The Court does not find Plaintiff has adequately challenged the validity of the Arbitration Provision. Although Plaintiff’s discovery responses do not say one way or the other whether she signed the Signed Waiver, but instead say she lacks sufficient information to admit or deny (Cohen Decl., Ex. B, RFA No. 14.), this is insufficient to challenge the validity of the Arbitration Provision. Plaintiff provided no other evidence, such as a declaration from herself, in which she challenges the validity of the Arbitration Provision by directly claiming she did not sign it or that she does not recall signing it, either of which would have been sufficient to shift the burden of proof back to Defendant. (See Ruiz v. Moss Bros. Auto Grp. (2014) 232 Cal.App.4th 836, 842-846 [inability to recall signing arbitration agreement sufficient to shift evidentiary burden back to moving party]; Garcia v. Stoneledge Furniture LLC (2024) 102 Cal.App.5th 41, 52 [written declaration from employee saying she did not sign the arbitration agreement sufficient to shift evidentiary burden back to moving party].) Plaintiff’s contention that she does not recognize the signature is not supported by any evidence or citation to evidence. (Opp., 3:12-15.) The Court declines to rely on Plaintiff’s counsel’s declaration stating that Plaintiff maintains she does not recognize the signature since that is from Plaintiff’s counsel rather than Plaintiff and creates an issue regarding personal knowledge. (Cohen Decl., ¶ 5; Evid. Code, § 702.) Further, Plaintiff’s discovery responses admit that she signed a waiver provided by Defendant before the subject incident. (Cohen Decl., Ex. B, RFA No. 11.) 

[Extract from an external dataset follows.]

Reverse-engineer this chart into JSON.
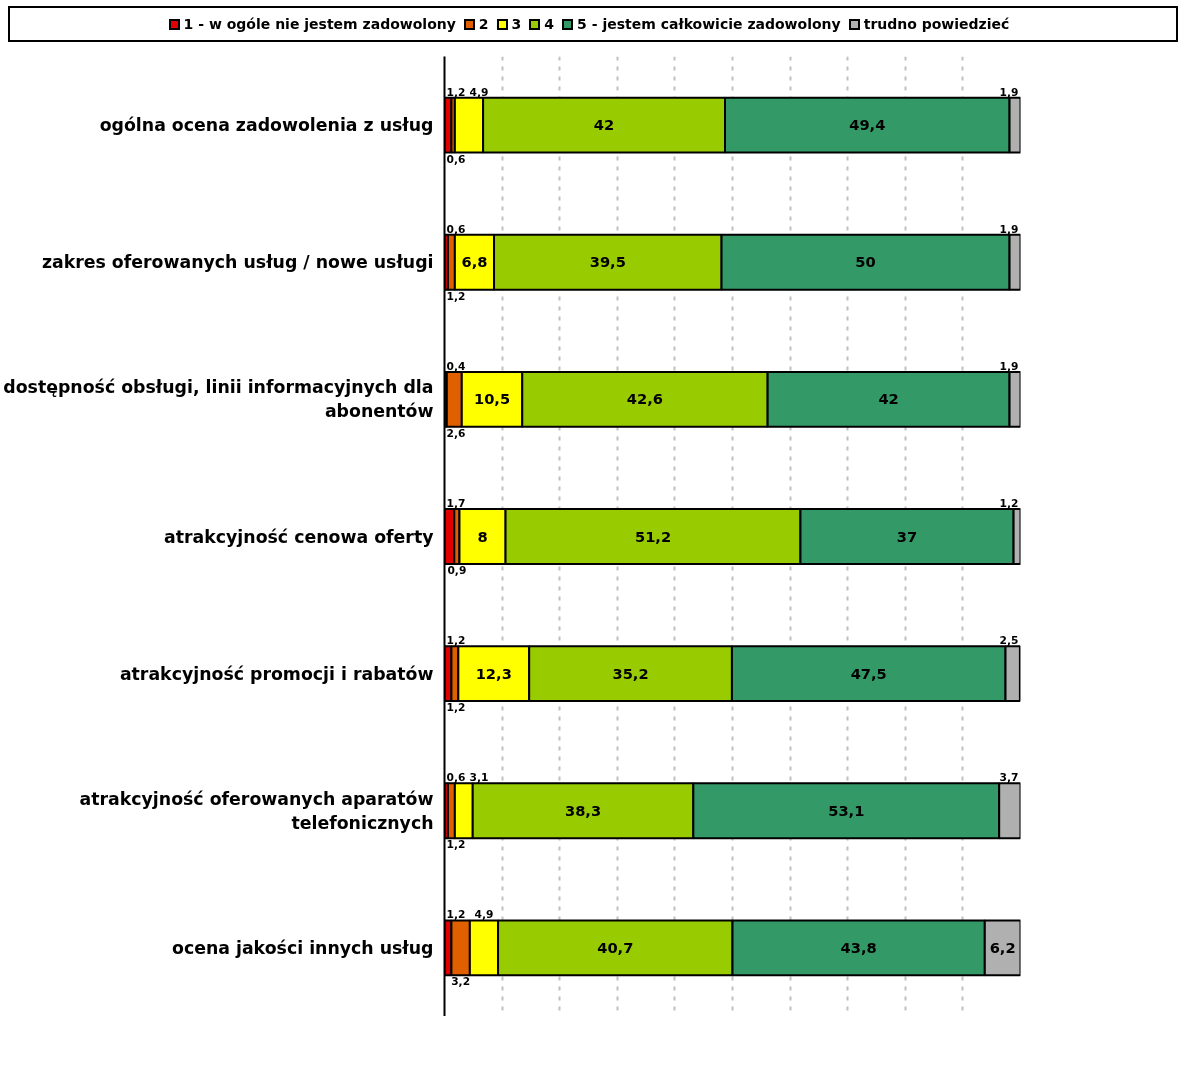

Moreover, even if Plaintiff had challenged the validity of the Arbitration Provision and shifted the burden back to Defendant, the Court would find Defendant had proven its validity by a preponderance of the evidence. The declaration of Deanna Hall sets forth in detail the procedures for customers filling out the Signed Waiver at Defendant’s trampoline park, provides that Plaintiff was required to sign it before using the facility at the trampoline park, and that the subject Signed Waiver included Plaintiff’s name, date of birth, phone number, address, and email information that Plaintiff would have input at the time she visited the trampoline park. (Hall Decl., ¶¶ 3-5.) The Court also notes that the electronic signature on the Signed Waiver is dated June 16, 2024, i.e., the date of the incident. (Hall Decl., Ex. 1, p. 8 of pdf.) Additionally, although Defendant may have not presented evidence of confirmatory logs, digital certificates, or secure sign-in credentials, the Court notes that those are not necessarily required as a matter of law; rather, Defendant only needs to establish by a preponderance of the evidence that it is more likely than not that Plaintiff signed the Signed Waiver, which the Court finds it has done here. (See Gamboa v. Ne. Cmty. Clinic (2021) 72 Cal.App.5th 158, 167-168 [similar evidence needed to authenticate paper and electronic signatures, subject to a preponderance of the evidence standard].) 

Additionally, the Court notes that Plaintiff does not dispute that her claims fall within the scope of the Arbitration Provision. (D.I. Chadbourne, Inc. v. Superior Court (1964) 60 Cal.2d 723, 728, fn. 4 [where nonmoving party fails to oppose a ground for a motion, "it is assumed that [nonmoving party] concedes" that ground].)  

Based on the foregoing, the Court GRANTS the motion. 

CONCLUSION 

The Court GRANTS Defendant’s motion to compel arbitration, and hereby STAYS this action pending the completion of the arbitration. 

             Defendant is ordered to give notice of the Court’s ruling within five calendar days of this order.